I was at mass Monday morning at Our Lady of Fatima Catholic Church in Moses Lake, sitting listening to one of the readings for the day when something hit me that I’d never considered before.
This, as an aside, is why scripture should be listened to and not just read. It’s a different experience, this listening, and different meanings come across. It’s how most early Christians got scripture, by listening to it recited.
By listening to the stories told, and the letters read. Out loud. In the assembly.
At any rate, the reading was from the first chapter of Job:
6 Now there was a day when the sons of God came to present themselves before the Lord, and Satan also came among them. 7 The Lord said to Satan, “From where have you come?” Satan answered the Lord and said, “From going to and fro on the earth, and from walking up and down on it.” 8 And the Lord said to Satan, “Have you considered my servant Job, that there is none like him on the earth, a blameless and upright man, who fears God and turns away from evil?” 9 Then Satan answered the Lord and said, “Does Job fear God for no reason? 10 Have you not put a hedge around him and his house and all that he has, on every side? You have blessed the work of his hands, and his possessions have increased in the land. 11 But stretch out your hand and touch all that he has, and he will curse you to your face.” 12 And the Lord said to Satan, “Behold, all that he has is in your hand. Only against him do not stretch out your hand.” So Satan went out from the presence of the Lord. (Job 1:6–12 ESV)
He will curse you to your face. Such are the words of Satan, the adversary, to God in the assembly. And it came to me that Job is not so much an intellectual discourse on the meaning of suffering as it a guide, a how to suffer.
Job doesn’t curse God, at least not initially — “Naked I came from my mother’s womb, and naked shall I return. The Lord gave, and the Lord has taken away; blessed be the name of the Lord,” he says (1:21), and then he rebukes his wife later, saying “Shall we receive good from God, and shall we not receive evil?” (2:10)
Later in the book, he does lament about his hopeless state, he does wonder where God is, even as he confesses his hope in his eventual redemption, he speaks words of despair and hopelessness, and the book ends with no real answer to Job’s suffering, save that God is inscrutable and who are we to question?
Shall we receive good from God, and shall we not receive evil?
This is, I think (without doing a further study on the whole of the book, which I’m not doing here), a guide, how to think about and live into suffering — earned and unearned. Blessing and curse are both the gift and promise of God. Job speaks as one who had much, and thanks to the ministrations of Satan, has lost everything save for his life.

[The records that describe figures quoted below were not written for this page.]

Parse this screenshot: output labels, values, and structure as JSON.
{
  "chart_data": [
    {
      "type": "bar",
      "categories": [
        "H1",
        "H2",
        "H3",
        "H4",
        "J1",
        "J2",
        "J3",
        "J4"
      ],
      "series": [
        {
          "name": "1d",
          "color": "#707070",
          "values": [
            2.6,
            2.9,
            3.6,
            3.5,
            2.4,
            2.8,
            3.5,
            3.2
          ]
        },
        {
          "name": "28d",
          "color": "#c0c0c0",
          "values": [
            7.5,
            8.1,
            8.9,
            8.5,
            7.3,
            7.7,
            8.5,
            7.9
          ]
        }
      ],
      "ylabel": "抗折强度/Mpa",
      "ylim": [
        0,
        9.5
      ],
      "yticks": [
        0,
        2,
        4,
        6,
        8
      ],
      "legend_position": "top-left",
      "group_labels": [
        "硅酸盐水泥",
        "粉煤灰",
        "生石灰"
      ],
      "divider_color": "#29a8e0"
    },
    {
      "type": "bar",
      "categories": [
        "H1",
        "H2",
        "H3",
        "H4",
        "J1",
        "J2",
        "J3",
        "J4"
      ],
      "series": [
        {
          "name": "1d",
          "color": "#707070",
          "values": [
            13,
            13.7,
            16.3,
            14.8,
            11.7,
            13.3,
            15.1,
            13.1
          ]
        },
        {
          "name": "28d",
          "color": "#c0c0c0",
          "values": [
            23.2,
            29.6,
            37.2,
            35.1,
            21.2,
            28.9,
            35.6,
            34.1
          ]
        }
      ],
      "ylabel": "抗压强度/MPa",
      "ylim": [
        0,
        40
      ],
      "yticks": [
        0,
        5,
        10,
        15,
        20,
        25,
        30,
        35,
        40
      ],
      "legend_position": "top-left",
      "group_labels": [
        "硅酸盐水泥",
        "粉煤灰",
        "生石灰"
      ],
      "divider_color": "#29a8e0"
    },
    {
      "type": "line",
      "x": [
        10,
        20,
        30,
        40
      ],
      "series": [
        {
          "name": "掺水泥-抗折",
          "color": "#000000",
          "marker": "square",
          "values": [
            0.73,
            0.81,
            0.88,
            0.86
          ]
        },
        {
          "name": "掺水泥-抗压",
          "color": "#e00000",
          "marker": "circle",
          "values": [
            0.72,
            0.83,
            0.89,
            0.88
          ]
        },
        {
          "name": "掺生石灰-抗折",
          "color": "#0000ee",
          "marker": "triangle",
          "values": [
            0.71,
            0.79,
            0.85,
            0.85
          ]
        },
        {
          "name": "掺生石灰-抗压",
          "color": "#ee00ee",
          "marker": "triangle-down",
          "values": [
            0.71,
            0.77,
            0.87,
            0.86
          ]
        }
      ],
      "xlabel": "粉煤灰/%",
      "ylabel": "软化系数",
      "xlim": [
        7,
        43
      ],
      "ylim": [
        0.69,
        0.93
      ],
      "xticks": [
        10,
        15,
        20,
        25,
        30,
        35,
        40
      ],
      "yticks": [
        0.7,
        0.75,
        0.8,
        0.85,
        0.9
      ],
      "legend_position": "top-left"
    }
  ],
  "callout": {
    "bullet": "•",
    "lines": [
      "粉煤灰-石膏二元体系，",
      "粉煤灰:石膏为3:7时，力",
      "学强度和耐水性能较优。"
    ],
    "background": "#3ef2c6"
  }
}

In this, it is perfectly acceptable to lament. To wail. To groan. To cry out. To wonder what the point of life is, and wouldn’t it have been better had I never been born? Where is God, and why is God silent? To even accuse God, as Job does, of working against what God in his goodness has willed into being.
All of this is acceptable. It is faith.
But Job never gives in to his despair. He never surrenders. He may wish he’d never been born (in this, I am reminded of a young woman who recently told me she wish her neighbor had actually killed her when he pointed a gun at her and threatened to do so), but he persists in living. Even as he breathes death.
That persistence in the face of a harsh, pointless struggle, is what matters here. It is Jacob, wrestling all night, not letting go, fighting so intensely that God has to play dirty to make it stop.
God here plays dirty too. “Who are you to even question me?” God asks Job. It’s a cop out, a lousy answer, one delivered from on high, spoken from impenetrable and unknowable authority. But it’s also true.
The point here, however, is not about God. It’s about us. It’s about tenacity. It’s about living. It’s about grabbing hold and not letting go. Even if nothing makes any sense.
Even if there seems no point, no relief, no salvation, from any of it.